Ronald Aalders wrote:Interesting line if thought but in my opinion not relevant.
I guess that depends on your perspective. Hoof horn integrity and pressure on the heels is highly relevant to me...as I am sure it is to you. Working with lameness sometimes has a way of changing the priorities...and as Tom just stated above, sometimes we rob Peter to pay Paul.
Ronald Aalders wrote:The idea behind the banana is not like the drawing seems to suggest to provide pressure on the toe and heels as such.
I realize that may not be the idea behind the shoe. I am sure the purpose of the shoe has more relevance with the musculoskeletal system, HPA, tendon tension, etc. Again, if the foot surface of the shoe were flat, this would be a non-issue.
Ronald Aalders wrote:True in cases where a full fit of the quarters on the shoe is not possible the weight will be borne by toe and heel,...
The effect at the toe and heel, although diminished when there is full wall contact, is still present. Imagine stuffing a sponge down into a funnel. The ends of the sponge get pushed toward the center of the funnel as the center prolapses down to try to find contact. Even if you cut the sponge to fit the contour of the funnel, as it is pressed into the funnel, the ends are pushed toward the center.
Ronald Aalders wrote:...but I fail to see why this has the effect you suggest. If the trim lowers the heels enough for the COA to be as close to the middle of the ground contact of the foot, the "bending in" effect does not occur. Why would it, or maybe better, why would it be more as compared with a regular shoeing job?
In soft footing, the effect would be diminished as more of the solar surface of the foot accepts load (unless a rigid pad was placed between the shoe and foot). However, the location of the COA is irrelevant to my point...and the effect does indeed occur. If the shoe itself accepts any portion of the weight bearing of that limb, the angle that the heel tubules come into the shoe is lower (than it would be if the foot surface of the shoe was flat), the vector into those tubules also changes (vs. flat foot surface). The lower the angle formed between the heel and the shoe, the more the forces come into those tubules closer to perpendicular...as such, the vector is more "forward" than "up".
Ronald Aalders wrote:I think that a banana offers even less of that "bending in" effect you suggest because the strain of the landing is less, well, I think it must be.
As long as weight is being borne on the shoe, regardless of the exact point of the shoe that is in contact with the ground, the shoe itself will disperse that weight across the bearing surface.
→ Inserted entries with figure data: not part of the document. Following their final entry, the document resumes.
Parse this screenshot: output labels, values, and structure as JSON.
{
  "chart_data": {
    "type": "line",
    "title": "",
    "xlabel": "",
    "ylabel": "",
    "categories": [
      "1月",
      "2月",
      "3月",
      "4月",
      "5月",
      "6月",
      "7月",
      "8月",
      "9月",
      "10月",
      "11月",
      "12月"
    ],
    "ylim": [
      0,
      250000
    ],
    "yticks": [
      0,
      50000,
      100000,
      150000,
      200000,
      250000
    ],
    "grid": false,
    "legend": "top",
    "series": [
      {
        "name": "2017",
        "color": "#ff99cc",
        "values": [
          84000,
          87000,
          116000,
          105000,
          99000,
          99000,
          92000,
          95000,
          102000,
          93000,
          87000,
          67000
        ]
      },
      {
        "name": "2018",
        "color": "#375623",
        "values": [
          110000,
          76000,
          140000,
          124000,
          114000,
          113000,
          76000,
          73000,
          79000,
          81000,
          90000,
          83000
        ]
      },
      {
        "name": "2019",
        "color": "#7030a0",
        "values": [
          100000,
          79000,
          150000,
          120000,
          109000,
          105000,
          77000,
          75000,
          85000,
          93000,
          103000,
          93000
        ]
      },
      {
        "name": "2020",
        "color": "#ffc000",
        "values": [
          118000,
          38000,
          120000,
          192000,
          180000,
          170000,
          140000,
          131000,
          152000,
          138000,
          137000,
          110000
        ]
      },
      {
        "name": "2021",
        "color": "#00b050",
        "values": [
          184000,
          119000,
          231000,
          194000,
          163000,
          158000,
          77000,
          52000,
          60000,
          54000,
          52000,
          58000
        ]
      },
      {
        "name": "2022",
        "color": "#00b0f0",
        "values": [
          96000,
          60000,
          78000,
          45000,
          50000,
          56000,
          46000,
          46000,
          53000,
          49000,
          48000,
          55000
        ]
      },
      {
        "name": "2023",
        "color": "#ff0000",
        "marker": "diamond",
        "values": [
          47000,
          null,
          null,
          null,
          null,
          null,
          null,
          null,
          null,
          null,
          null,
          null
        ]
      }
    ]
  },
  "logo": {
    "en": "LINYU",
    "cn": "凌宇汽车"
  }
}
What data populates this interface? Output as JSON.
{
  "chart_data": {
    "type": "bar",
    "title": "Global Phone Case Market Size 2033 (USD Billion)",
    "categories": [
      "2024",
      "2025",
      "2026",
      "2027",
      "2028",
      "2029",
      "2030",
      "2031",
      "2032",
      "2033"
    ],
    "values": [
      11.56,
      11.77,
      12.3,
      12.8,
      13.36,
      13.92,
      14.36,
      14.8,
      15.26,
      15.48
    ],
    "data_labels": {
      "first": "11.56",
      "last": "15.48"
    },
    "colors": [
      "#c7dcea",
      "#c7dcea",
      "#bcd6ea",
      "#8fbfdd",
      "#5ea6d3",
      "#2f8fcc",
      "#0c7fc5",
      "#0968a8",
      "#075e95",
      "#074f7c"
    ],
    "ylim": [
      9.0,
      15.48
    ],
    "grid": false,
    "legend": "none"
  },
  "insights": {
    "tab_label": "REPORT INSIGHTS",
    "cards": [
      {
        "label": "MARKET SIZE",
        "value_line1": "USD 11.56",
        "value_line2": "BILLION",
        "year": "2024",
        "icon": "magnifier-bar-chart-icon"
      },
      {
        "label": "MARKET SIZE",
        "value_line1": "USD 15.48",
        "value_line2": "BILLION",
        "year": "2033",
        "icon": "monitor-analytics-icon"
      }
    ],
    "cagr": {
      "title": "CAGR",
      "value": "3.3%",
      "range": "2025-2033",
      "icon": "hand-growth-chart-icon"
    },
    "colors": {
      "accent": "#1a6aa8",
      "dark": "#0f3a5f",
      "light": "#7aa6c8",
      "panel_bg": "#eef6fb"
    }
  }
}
If that bearing surface includes heel horn, the direction of force will be more forward on those tubules in the heel than a flat shoe.
Ronald Aalders wrote:(No budget for measurements.....) Because of that "air wedge" as Redden calls it.
In the absence of subjective measurement, I will stick with the laws of vector addition.

However, it would be nice to have Pat nail one up with a force plate sandwiched in there to show the effect.